The size of the array (i.e. the number in the brackets) can also be an expression but it must be an expression that can be evaluated at compile time (and not run-time). e.g. the code below is WRONG:

void my_function( int x ) {
    int array[ x ];
}
int main( void ) {
    my_function( 2 );
}

That code might actually work on GCC but won't on compilers which only support the standard ANSI C like the Visual Studio C/C++ Compiler. If you try the above code in the Visual Studio compiler you might get a message like this:

arrays.c
arrays.c(7) : error C2057: expected constant expression
arrays.c(7) : error C2466: cannot allocate an array of constant size 0
arrays.c(7) : error C2133: 'array' : unknown size

To use our array is very simple. Just put the name of the array and the index you want to access in square brackets:

int array[4]={0,1,2,3};
printf( "%d %d %d %d\n", array[0], array[1], array[2], array[3] );

Note that we used the index zero to access the first element, and index "n-1" (in this case three) to access the last element, where n = number of elements in the array.
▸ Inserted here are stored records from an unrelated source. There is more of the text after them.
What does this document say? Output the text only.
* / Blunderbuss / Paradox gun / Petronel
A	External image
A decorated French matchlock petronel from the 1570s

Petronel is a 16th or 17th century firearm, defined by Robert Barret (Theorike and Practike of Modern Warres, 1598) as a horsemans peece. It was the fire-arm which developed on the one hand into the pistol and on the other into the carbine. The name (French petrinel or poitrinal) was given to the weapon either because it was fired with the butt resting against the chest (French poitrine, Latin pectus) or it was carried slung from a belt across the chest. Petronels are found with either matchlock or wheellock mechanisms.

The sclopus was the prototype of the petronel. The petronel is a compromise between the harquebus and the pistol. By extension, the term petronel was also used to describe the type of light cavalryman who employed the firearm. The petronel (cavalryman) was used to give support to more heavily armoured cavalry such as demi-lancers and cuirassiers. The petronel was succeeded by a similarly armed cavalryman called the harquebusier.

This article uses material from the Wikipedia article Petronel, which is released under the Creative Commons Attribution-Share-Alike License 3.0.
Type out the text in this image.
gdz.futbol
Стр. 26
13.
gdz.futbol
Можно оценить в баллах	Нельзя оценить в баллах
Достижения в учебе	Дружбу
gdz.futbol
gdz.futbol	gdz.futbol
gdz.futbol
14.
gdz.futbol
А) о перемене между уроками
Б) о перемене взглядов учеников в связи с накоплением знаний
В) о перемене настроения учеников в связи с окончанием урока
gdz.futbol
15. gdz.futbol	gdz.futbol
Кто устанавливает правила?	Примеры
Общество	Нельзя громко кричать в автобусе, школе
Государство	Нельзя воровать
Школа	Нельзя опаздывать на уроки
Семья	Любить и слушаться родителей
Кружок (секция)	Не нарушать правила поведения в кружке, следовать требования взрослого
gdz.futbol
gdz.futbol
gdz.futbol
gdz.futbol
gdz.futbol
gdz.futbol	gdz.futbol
The name of an array is actually a pointer. You can use it similar to a pointer but there are some differences:

  1. The sizeof keyword (when used on a array name) in C would return the total number of bytes in the array. Whereas if it was used on a pointer, it would return the number of bytes the pointer uses up in memory (usually 4 bytes in a 32-bit operating system)
  2. Unlike a normal pointer, you cannot make the array "pointer" (i.e. the name of the array) point to something else. e.g. You cannot do this:
int array[4];
int num;
array = #

If we need to have a pointer that can point to different arrays we have to declare a pointer and make it point to that array:

int *p;
int arr[4] = {0,1,2,3};
p = arr;

Note that we use the name of the array without an & (address-of) operator because the name of the array is evaluated to the address of the first element in the array at compile time. We can then use this pointer and make it point to another array at any time. e.g.

int means[4];
int medians[6];
int *p;
p = means;
/* use p in some way ... */
p = medians;
/* use p again.... */

But there is a better way to deal with these situations, which you can read more about in the "Sizeof, Malloc and Free" chapter.

In short:

  • Arrays are indexed collection of variables of the same type.
  • They have a fixed size that is determined at compile time.
  • The elements are accessed using an index which starts from zero to one minus the size of the array.
  • The array name is actually a pointer to the first element of the array but it cannot be modified.

C Strings

The <string.h> library gives many useful functions for manipulating string data(copy strings and concatenating strings), comparing strings, searching strings for characters and other strings, tokenizing string and determining the length of strings.

The functions include:

char *strcpy(char *s1, char *s2) - Copies string s2 into array s1. The value of s1 is returned.

char *strncpy(char *s1, char * s2, int n) - copies at most n characters from s2 into s1. The value of s1 is returned. 

char *strcat(char *s1, char *s2) - Appends string s2 to array s1. The first character of s2 overwrites the termination null character of s1. Value of s1 is returned

char *strncat(char *s1, char *s2, int n) - Appends at most n characters from s2 to s1. First character from s2 overwrites the terminating null character of s1.
                                           The value of s1 is returned.


String comparison methods:

int strcmp(char *s1, char *s2); - Compares the string s1 with the string s2. The function returns 0, less than 0, or greater than 0 if s1 is equal to, less than or 
                                  greater than s2.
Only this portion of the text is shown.